Un point de vue original sur la disparition de l’emploi
Lors de la première révolution industrielle, celle de l’introduction de la machine, les premières réactions ouvrières consistèrent à briser les machines. Ce vaste et très puissant mouvement — l’auteur examine ici le cas des «luddites», du nom de Ned Ludd, ouvrier militant anglais mythique — fut à la fois brisé par une répression féroce et ridiculisé par l’idéologie du progrès. Ceux qui se souviennent des luddites les considèrent, au mieux, comme des réactionnaires et des dangereux irrationalistes.
A contre-courant, dans ce livre, David Noble développe trois hypothèses.
Des précurseurs
La première consiste à affirmer que les briseurs de machines furent les précurseurs de la résistance au capitalisme. Loin d’être réductible à une «erreur de jeunesse», leur opposition farouche au machinisme ouvrit la voie au mouvement ouvrier et, finalement, à son corollaire, la législation sociale.
Les luddites avaient l’avantage de ne pas être encombrés d’une conception abstraite et paralysante du progrès technologique (On n’avait pas encore décrété que «l’on n’arrête pas le progrès»). Ils exigeaient une politique sociale de la technologie. Ils proposaient, par exemple, une taxe sur les métiers mécaniques et toute une législation visant à protéger les moyens de subsistance des tisserands.
La technologie: un choix politique
Les luddites étaient parfaitement conscients que l’introduction de la technologie dans la production est une décision politique, sanctionnée par la culture dominante du laissez-faire, laissez-innover. Une décision qui visait à renforcer le système de domination et se traduisait par des licenciements, l’accélération des cadences de travail, la perte de liberté et de savoir-faire. Ils n’éprouvaient donc aucune honte à s’opposer à des technologies en partie conçues pour diminuer leur pouvoir et leur nombre.

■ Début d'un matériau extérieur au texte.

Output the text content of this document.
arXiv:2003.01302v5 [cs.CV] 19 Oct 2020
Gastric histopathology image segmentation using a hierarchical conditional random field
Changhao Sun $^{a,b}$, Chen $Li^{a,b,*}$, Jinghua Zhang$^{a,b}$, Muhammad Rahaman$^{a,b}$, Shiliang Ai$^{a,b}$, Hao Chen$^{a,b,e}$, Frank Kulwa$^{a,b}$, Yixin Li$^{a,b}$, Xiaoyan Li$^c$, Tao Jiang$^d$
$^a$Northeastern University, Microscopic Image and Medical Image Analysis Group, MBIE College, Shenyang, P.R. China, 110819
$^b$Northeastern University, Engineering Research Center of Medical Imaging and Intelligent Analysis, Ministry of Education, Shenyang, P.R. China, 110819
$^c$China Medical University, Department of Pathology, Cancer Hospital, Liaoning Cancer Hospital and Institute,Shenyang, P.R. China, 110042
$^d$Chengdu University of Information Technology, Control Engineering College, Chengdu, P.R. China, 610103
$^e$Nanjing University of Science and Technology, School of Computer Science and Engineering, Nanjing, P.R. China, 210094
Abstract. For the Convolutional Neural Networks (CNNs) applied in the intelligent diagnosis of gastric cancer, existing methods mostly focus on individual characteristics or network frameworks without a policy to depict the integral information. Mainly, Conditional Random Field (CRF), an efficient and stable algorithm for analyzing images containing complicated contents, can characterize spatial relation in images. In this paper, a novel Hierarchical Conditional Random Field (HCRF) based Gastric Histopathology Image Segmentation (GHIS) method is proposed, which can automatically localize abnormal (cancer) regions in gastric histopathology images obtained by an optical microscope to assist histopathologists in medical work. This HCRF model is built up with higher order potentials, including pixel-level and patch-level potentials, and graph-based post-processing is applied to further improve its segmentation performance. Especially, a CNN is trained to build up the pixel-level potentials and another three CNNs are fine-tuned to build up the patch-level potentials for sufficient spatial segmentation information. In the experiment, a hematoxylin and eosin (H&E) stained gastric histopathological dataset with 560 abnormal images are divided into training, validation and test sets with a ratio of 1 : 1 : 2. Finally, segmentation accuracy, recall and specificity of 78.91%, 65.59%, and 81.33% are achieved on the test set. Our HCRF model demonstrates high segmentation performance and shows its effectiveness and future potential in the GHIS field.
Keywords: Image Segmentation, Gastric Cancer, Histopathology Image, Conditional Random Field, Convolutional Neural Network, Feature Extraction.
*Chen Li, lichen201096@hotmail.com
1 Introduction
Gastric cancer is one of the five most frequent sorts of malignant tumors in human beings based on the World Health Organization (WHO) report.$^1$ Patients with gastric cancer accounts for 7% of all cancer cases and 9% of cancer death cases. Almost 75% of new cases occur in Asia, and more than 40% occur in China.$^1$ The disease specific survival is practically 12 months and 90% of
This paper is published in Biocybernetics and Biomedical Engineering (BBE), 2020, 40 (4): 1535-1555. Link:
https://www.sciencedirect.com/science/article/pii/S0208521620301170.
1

L’auteur montre que la fusion idéologique entre la science et la technique a permis ultérieurement de faire valoir que le système capitaliste ne visait pas seulement le profit, mais aussi le progrès de la science et que, donc, les travailleurs qui s’y opposaient exprimaient ainsi leur égoïsme et leur ignorance. Et c’est ainsi qu’a triomphé l’idéologie du progrès, à laquelle les représentants des travailleurs ont, en grande majorité, fini par adhérer.
Le luddisme aujourd’hui
Pourtant, et c’est le troisième axe du livre, le luddisme existe encore, à l’heure de la deuxième révolution industrielle, celle de l’automatisation et de la robotisation. Sous différentes formes, de nombreuses luttes ont lieu pour freiner, voire empêcher l’introduction de la technologie dans les entreprises. La presse en parle peu, sans surprise, mais aujourd’hui, spontané ou organisé, le luddisme revit sous forme de grèves perlées ou de ralentissement volontaire de la production. Dès la fin des années 60, on observe, à Detroit, un sabotage par roulement à l’échelle d’une usine entière. En Australie, des techniciens des télécommunications transfèrent les appels longue distance sur les systèmes d’appels locaux, permettant aux abonnés d’appeler à moindre coût. A Toulouse, le CLODO (Comité pour la liquidation ou le détournement des ordinateurs!) mène plusieurs attaques informatiques.
Pour tous ces travailleurs, il s’agit de remettre cette question du Progrès entre nos mains, c’est-à-dire à sa juste place. Parce que, après tout, une seule robotisation a-t-elle jamais fait l’objet d’un vote démocratique?
S’ils ont le droit de dire oui à la technologie puis de délocaliser, nous avons le droit de dire non: c’est ça, l’égalité, déclare un leader syndical du Massachusetts (il est à supposer qu’à ce stade, le lecteur se demandera, par exemple, si l’introduction du self-scanning dans les supermarchés a fait l’objet d’une concertation avec le personnel de caisse).
Quatre documents
Ajoutons que le livre est augmenté de quatre documents inédits remarquables: l’audition de l’auteur au 98ème Congrès des Etats Unis; la déclaration des droits sur les technologies, par le syndicat des travailleurs de l’aérospatiale; la défense des Luddites par Lord Byron en 1838; et la lettre par laquelle Norbert Wiener, fondateur de la cybernétique, propose sa collaboration au syndicat des ouvriers de l’automobile!
Comme la mondialisation, le progrès technologique débridé s’est déployé contre les travailleurs. Au moment où l’on annonce la perte, via l’automatisation, de millions d’emplois en Europe d’ici 2025, Le progrès sans le peuple est un livre indispensable.
(Historien des sciences et des techniques, David Noble a enseigné dans plusieurs universités nord-américaines, dont le prestigieux MIT.)